The success of these films and especially of the Andy Hardy pictures was good for Rooney’s image but bad for his ego. Increasingly bumptious and swollen-headed, he was the only actor on record to have come to blows with MGM’s feared studio boss Louis B Mayer. Rooney wanted the rights to do the Andy Hardy series on radio as well and lost his temper when Mayer said no. Rooney got a hike in salary out of the fracas, but Andy Hardy was never broadcast.
During the war, Rooney served in the Jeep Theatre, entertaining more than two millin troops, but was unable to recover his popularity in peacetime. Summer Holiday (1948), a musical version of Ah Wilderness!, proved a dismal failure, while nobody had anything good to say of Words and Music (also 1948), in which he played lyricist Lorenz Hart to Tom Drake’s Richard Rodgers. What attracted particular criticism was that the script ignored Hart’s homosexuality, portraying him as a red-blooded American male.
Judy Garland and Mickey Rooney in Babes in Arms
Rooney’s subsequent film career was mostly a catalogue of further disappointments. Especially regrettable was his bucktoothed Japanese photographer in Breakfast at Tiffany’s (1961) and his contribution to Stanley Kramer’s leaden comedy It’s a Mad, Mad, Mad, Mad World (1963).
Against these and many equally as bad, can be set only occasional high points, such as Baby Face Nelson (1957), in which he was cast against type as a Tommy gun-wielding gangster; Pulp (1972), again as a gangster, this time inviting Michael Caine to write his memoirs, and The Black Stallion (1979), for which he received an Academy Award nomination (but did not win) in his supporting role as a horse trainer.
In 1983 he was presented with a second Oscar honouring his lifetime’s work. By the end of his career he had appeared in several hundred films.
He enjoyed a big stage hit in 1979 with a nostalgic tribute to vaudeville called Sugar Babies opposite the dancer Ann Miller. It ran for five years on and off Broadway but failed to translate successfully to London.
In 2003 Rooney and his eighth wife Jan Chamberlin began an association with Rainbow Puppet Productions, providing voices for some of the company’s films. Four years later, in 2007, Rooney made a debut in British pantomime as Baron Hardup in Cinderella at the Sunderland Empire, a role he reprised in the subsequent two years at Bristol and Milton Keynes.
In 2011, as well as his role in The Muppets, he appeared in an episode of Celebrity Ghost Stories, recalling how his dead father had appeared to him one night at a low point in his career telling him not to give up.

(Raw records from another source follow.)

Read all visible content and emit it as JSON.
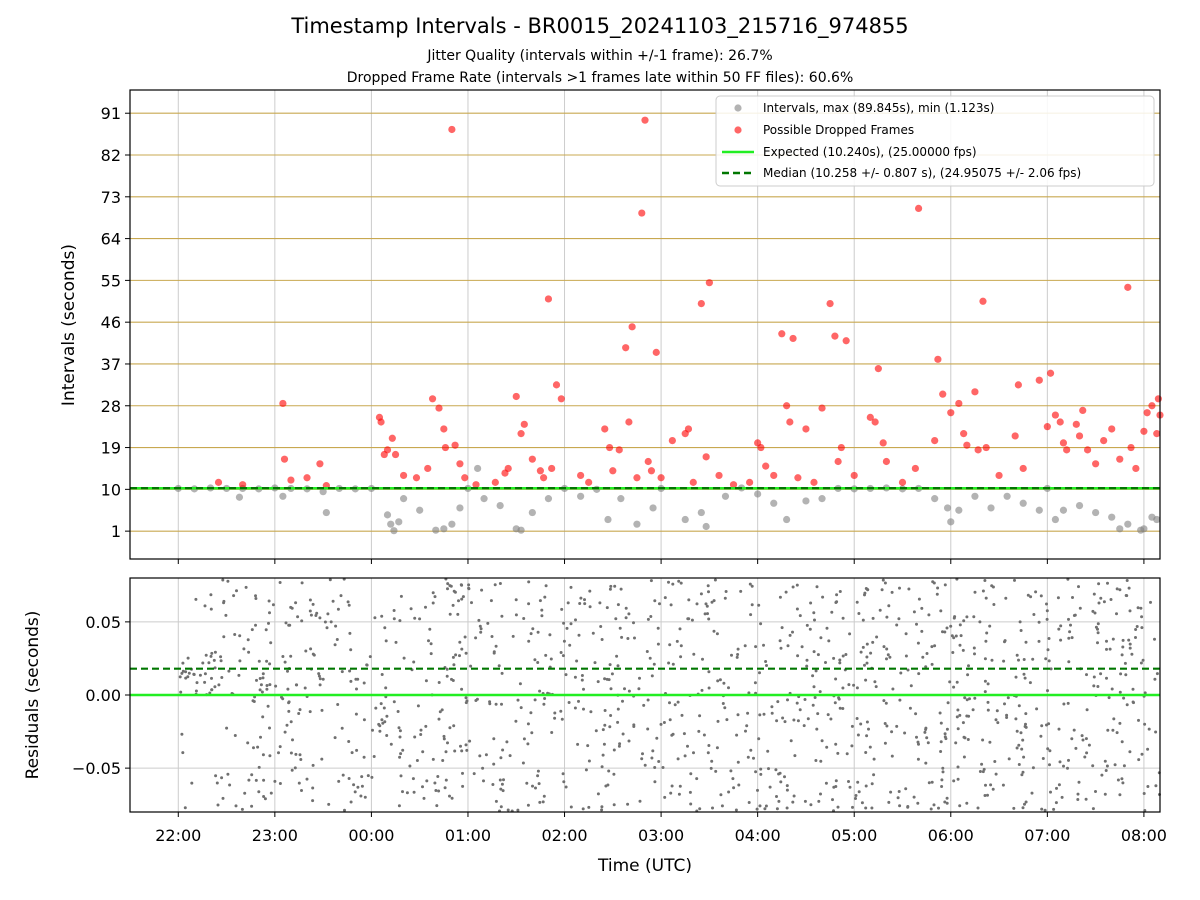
{
  "title": "Timestamp Intervals - BR0015_20241103_215716_974855",
  "subtitle_1": "Jitter Quality (intervals within +/-1 frame): 26.7%",
  "subtitle_2": "Dropped Frame Rate (intervals >1 frames late within 50 FF files): 60.6%",
  "colors": {
    "intervals": "#808080",
    "dropped": "#ff0000",
    "expected": "#22ee22",
    "median": "#007700",
    "hgrid_top": "#c8a850",
    "grid": "#cccccc"
  },
  "chart_data": [
    {
      "type": "scatter",
      "panel": "intervals",
      "ylabel": "Intervals (seconds)",
      "xlim": [
        "21:30",
        "08:10"
      ],
      "ylim": [
        -5,
        96
      ],
      "yticks": [
        "91",
        "82",
        "73",
        "64",
        "55",
        "46",
        "37",
        "28",
        "19",
        "10",
        "1"
      ],
      "grid": "on",
      "legend_position": "top-right",
      "legend": [
        "Intervals, max (89.845s), min (1.123s)",
        "Possible Dropped Frames",
        "Expected (10.240s), (25.00000 fps)",
        "Median (10.258 +/- 0.807 s), (24.95075 +/- 2.06 fps)"
      ],
      "expected_y": 10.24,
      "median_y": 10.258,
      "series": [
        {
          "name": "Intervals, max (89.845s), min (1.123s)",
          "points": [
            [
              "22:00",
              10.2
            ],
            [
              "22:10",
              10.1
            ],
            [
              "22:20",
              10.3
            ],
            [
              "22:30",
              10.2
            ],
            [
              "22:38",
              8.3
            ],
            [
              "22:40",
              10.2
            ],
            [
              "22:50",
              10.1
            ],
            [
              "23:00",
              10.3
            ],
            [
              "23:05",
              8.5
            ],
            [
              "23:10",
              10.2
            ],
            [
              "23:20",
              10.1
            ],
            [
              "23:30",
              9.5
            ],
            [
              "23:32",
              5.0
            ],
            [
              "23:40",
              10.2
            ],
            [
              "23:50",
              10.1
            ],
            [
              "00:00",
              10.2
            ],
            [
              "00:10",
              4.5
            ],
            [
              "00:12",
              2.5
            ],
            [
              "00:14",
              1.1
            ],
            [
              "00:17",
              3.0
            ],
            [
              "00:20",
              8.0
            ],
            [
              "00:30",
              5.5
            ],
            [
              "00:40",
              1.2
            ],
            [
              "00:45",
              1.5
            ],
            [
              "00:50",
              2.5
            ],
            [
              "00:55",
              6.0
            ],
            [
              "01:00",
              10.2
            ],
            [
              "01:06",
              14.5
            ],
            [
              "01:10",
              8.0
            ],
            [
              "01:20",
              6.5
            ],
            [
              "01:30",
              1.5
            ],
            [
              "01:33",
              1.2
            ],
            [
              "01:40",
              5.0
            ],
            [
              "01:50",
              8.0
            ],
            [
              "02:00",
              10.2
            ],
            [
              "02:10",
              8.5
            ],
            [
              "02:20",
              10.0
            ],
            [
              "02:27",
              3.5
            ],
            [
              "02:35",
              8.0
            ],
            [
              "02:45",
              2.5
            ],
            [
              "02:55",
              6.0
            ],
            [
              "03:00",
              10.2
            ],
            [
              "03:15",
              3.5
            ],
            [
              "03:25",
              5.0
            ],
            [
              "03:28",
              2.0
            ],
            [
              "03:40",
              8.5
            ],
            [
              "03:50",
              10.3
            ],
            [
              "04:00",
              9.0
            ],
            [
              "04:10",
              7.0
            ],
            [
              "04:18",
              3.5
            ],
            [
              "04:30",
              7.5
            ],
            [
              "04:40",
              8.0
            ],
            [
              "04:50",
              10.2
            ],
            [
              "05:00",
              10.1
            ],
            [
              "05:10",
              10.2
            ],
            [
              "05:20",
              10.3
            ],
            [
              "05:30",
              10.1
            ],
            [
              "05:40",
              10.2
            ],
            [
              "05:50",
              8.0
            ],
            [
              "05:58",
              6.0
            ],
            [
              "06:00",
              3.0
            ],
            [
              "06:05",
              5.5
            ],
            [
              "06:15",
              8.5
            ],
            [
              "06:25",
              6.0
            ],
            [
              "06:35",
              8.5
            ],
            [
              "06:45",
              7.0
            ],
            [
              "06:55",
              5.5
            ],
            [
              "07:00",
              10.2
            ],
            [
              "07:05",
              3.5
            ],
            [
              "07:10",
              5.5
            ],
            [
              "07:20",
              6.5
            ],
            [
              "07:30",
              5.0
            ],
            [
              "07:40",
              4.0
            ],
            [
              "07:45",
              1.5
            ],
            [
              "07:50",
              2.5
            ],
            [
              "07:58",
              1.2
            ],
            [
              "08:00",
              1.5
            ],
            [
              "08:05",
              4.0
            ],
            [
              "08:08",
              3.5
            ]
          ]
        },
        {
          "name": "Possible Dropped Frames",
          "points": [
            [
              "22:25",
              11.5
            ],
            [
              "22:40",
              11.0
            ],
            [
              "23:05",
              28.5
            ],
            [
              "23:06",
              16.5
            ],
            [
              "23:10",
              12.0
            ],
            [
              "23:20",
              12.5
            ],
            [
              "23:28",
              15.5
            ],
            [
              "23:32",
              10.8
            ],
            [
              "00:05",
              25.5
            ],
            [
              "00:06",
              24.5
            ],
            [
              "00:08",
              17.5
            ],
            [
              "00:10",
              18.5
            ],
            [
              "00:13",
              21.0
            ],
            [
              "00:15",
              17.5
            ],
            [
              "00:20",
              13.0
            ],
            [
              "00:28",
              12.5
            ],
            [
              "00:35",
              14.5
            ],
            [
              "00:38",
              29.5
            ],
            [
              "00:42",
              27.5
            ],
            [
              "00:45",
              23.0
            ],
            [
              "00:46",
              19.0
            ],
            [
              "00:50",
              87.5
            ],
            [
              "00:52",
              19.5
            ],
            [
              "00:55",
              15.5
            ],
            [
              "00:58",
              12.5
            ],
            [
              "01:05",
              11.0
            ],
            [
              "01:17",
              11.5
            ],
            [
              "01:23",
              13.5
            ],
            [
              "01:25",
              14.5
            ],
            [
              "01:30",
              30.0
            ],
            [
              "01:33",
              22.0
            ],
            [
              "01:35",
              24.0
            ],
            [
              "01:40",
              16.5
            ],
            [
              "01:45",
              14.0
            ],
            [
              "01:47",
              12.5
            ],
            [
              "01:50",
              51.0
            ],
            [
              "01:52",
              14.5
            ],
            [
              "01:55",
              32.5
            ],
            [
              "01:58",
              29.5
            ],
            [
              "02:10",
              13.0
            ],
            [
              "02:15",
              11.5
            ],
            [
              "02:25",
              23.0
            ],
            [
              "02:28",
              19.0
            ],
            [
              "02:30",
              14.0
            ],
            [
              "02:34",
              18.5
            ],
            [
              "02:38",
              40.5
            ],
            [
              "02:40",
              24.5
            ],
            [
              "02:42",
              45.0
            ],
            [
              "02:45",
              12.5
            ],
            [
              "02:48",
              69.5
            ],
            [
              "02:50",
              89.5
            ],
            [
              "02:52",
              16.0
            ],
            [
              "02:54",
              14.0
            ],
            [
              "02:57",
              39.5
            ],
            [
              "03:00",
              12.5
            ],
            [
              "03:07",
              20.5
            ],
            [
              "03:15",
              22.0
            ],
            [
              "03:17",
              23.0
            ],
            [
              "03:20",
              11.5
            ],
            [
              "03:25",
              50.0
            ],
            [
              "03:28",
              17.0
            ],
            [
              "03:30",
              54.5
            ],
            [
              "03:36",
              13.0
            ],
            [
              "03:45",
              11.0
            ],
            [
              "03:55",
              11.5
            ],
            [
              "04:00",
              20.0
            ],
            [
              "04:02",
              19.0
            ],
            [
              "04:05",
              15.0
            ],
            [
              "04:10",
              13.0
            ],
            [
              "04:15",
              43.5
            ],
            [
              "04:18",
              28.0
            ],
            [
              "04:20",
              24.5
            ],
            [
              "04:22",
              42.5
            ],
            [
              "04:25",
              12.5
            ],
            [
              "04:30",
              23.0
            ],
            [
              "04:35",
              11.5
            ],
            [
              "04:40",
              27.5
            ],
            [
              "04:45",
              50.0
            ],
            [
              "04:48",
              43.0
            ],
            [
              "04:50",
              16.0
            ],
            [
              "04:52",
              19.0
            ],
            [
              "04:55",
              42.0
            ],
            [
              "05:00",
              13.0
            ],
            [
              "05:10",
              25.5
            ],
            [
              "05:13",
              24.5
            ],
            [
              "05:15",
              36.0
            ],
            [
              "05:18",
              20.0
            ],
            [
              "05:20",
              16.0
            ],
            [
              "05:30",
              11.5
            ],
            [
              "05:38",
              14.5
            ],
            [
              "05:40",
              70.5
            ],
            [
              "05:50",
              20.5
            ],
            [
              "05:52",
              38.0
            ],
            [
              "05:55",
              30.5
            ],
            [
              "06:00",
              26.5
            ],
            [
              "06:05",
              28.5
            ],
            [
              "06:08",
              22.0
            ],
            [
              "06:10",
              19.5
            ],
            [
              "06:15",
              31.0
            ],
            [
              "06:17",
              18.5
            ],
            [
              "06:20",
              50.5
            ],
            [
              "06:22",
              19.0
            ],
            [
              "06:30",
              13.0
            ],
            [
              "06:40",
              21.5
            ],
            [
              "06:42",
              32.5
            ],
            [
              "06:45",
              14.5
            ],
            [
              "06:55",
              33.5
            ],
            [
              "07:00",
              23.5
            ],
            [
              "07:02",
              35.0
            ],
            [
              "07:05",
              26.0
            ],
            [
              "07:08",
              24.5
            ],
            [
              "07:10",
              20.0
            ],
            [
              "07:12",
              18.5
            ],
            [
              "07:18",
              24.0
            ],
            [
              "07:20",
              21.5
            ],
            [
              "07:22",
              27.0
            ],
            [
              "07:25",
              18.5
            ],
            [
              "07:30",
              15.5
            ],
            [
              "07:35",
              20.5
            ],
            [
              "07:40",
              23.0
            ],
            [
              "07:45",
              16.5
            ],
            [
              "07:50",
              53.5
            ],
            [
              "07:52",
              19.0
            ],
            [
              "07:55",
              14.5
            ],
            [
              "08:00",
              22.5
            ],
            [
              "08:02",
              26.5
            ],
            [
              "08:05",
              28.0
            ],
            [
              "08:08",
              22.0
            ],
            [
              "08:09",
              29.5
            ],
            [
              "08:10",
              26.0
            ]
          ]
        }
      ]
    },
    {
      "type": "scatter",
      "panel": "residuals",
      "xlabel": "Time (UTC)",
      "ylabel": "Residuals (seconds)",
      "xlim": [
        "21:30",
        "08:10"
      ],
      "ylim": [
        -0.08,
        0.08
      ],
      "yticks": [
        "0.05",
        "0.00",
        "−0.05"
      ],
      "xticks": [
        "22:00",
        "23:00",
        "00:00",
        "01:00",
        "02:00",
        "03:00",
        "04:00",
        "05:00",
        "06:00",
        "07:00",
        "08:00"
      ],
      "grid": "on",
      "zero_line": 0.0,
      "median_residual": 0.018
    }
  ]
}
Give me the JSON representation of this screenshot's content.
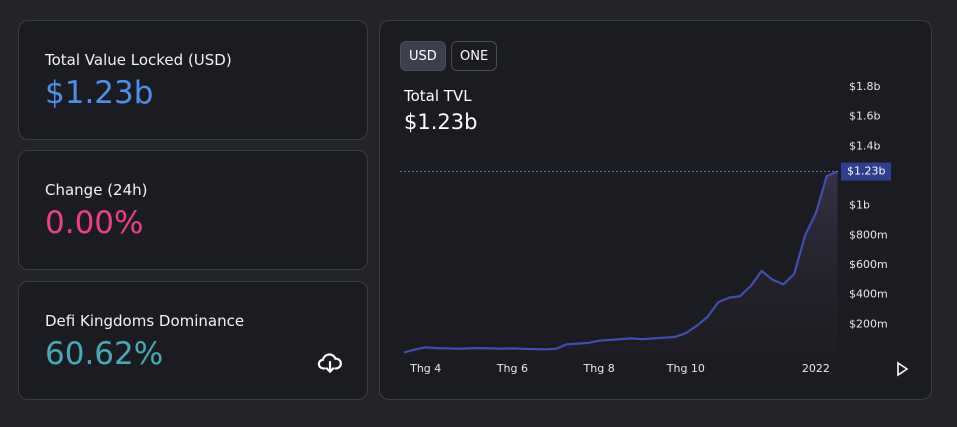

Rooney published two volumes of autobiography, of which the second, Life Is Too Short (1992), was conspicuously ungallant about such former movie queens as Norma Shearer and Betty Grable.
Mickey Rooney married, first, Ava Gardner; secondly Betty Jane Rase; thirdly Martha Vickers; fourthly Elaine Mahnken (all the marriages were dissolved). He married, fifthly, Barbara Thomason (who was shot dead by her lover in what may have been a double suicide pact); sixthly Margie Lang; seventhly Carolyn Hockett (both dissolved); and eighthly Jan Chamberlin, who survives him. He had seven children.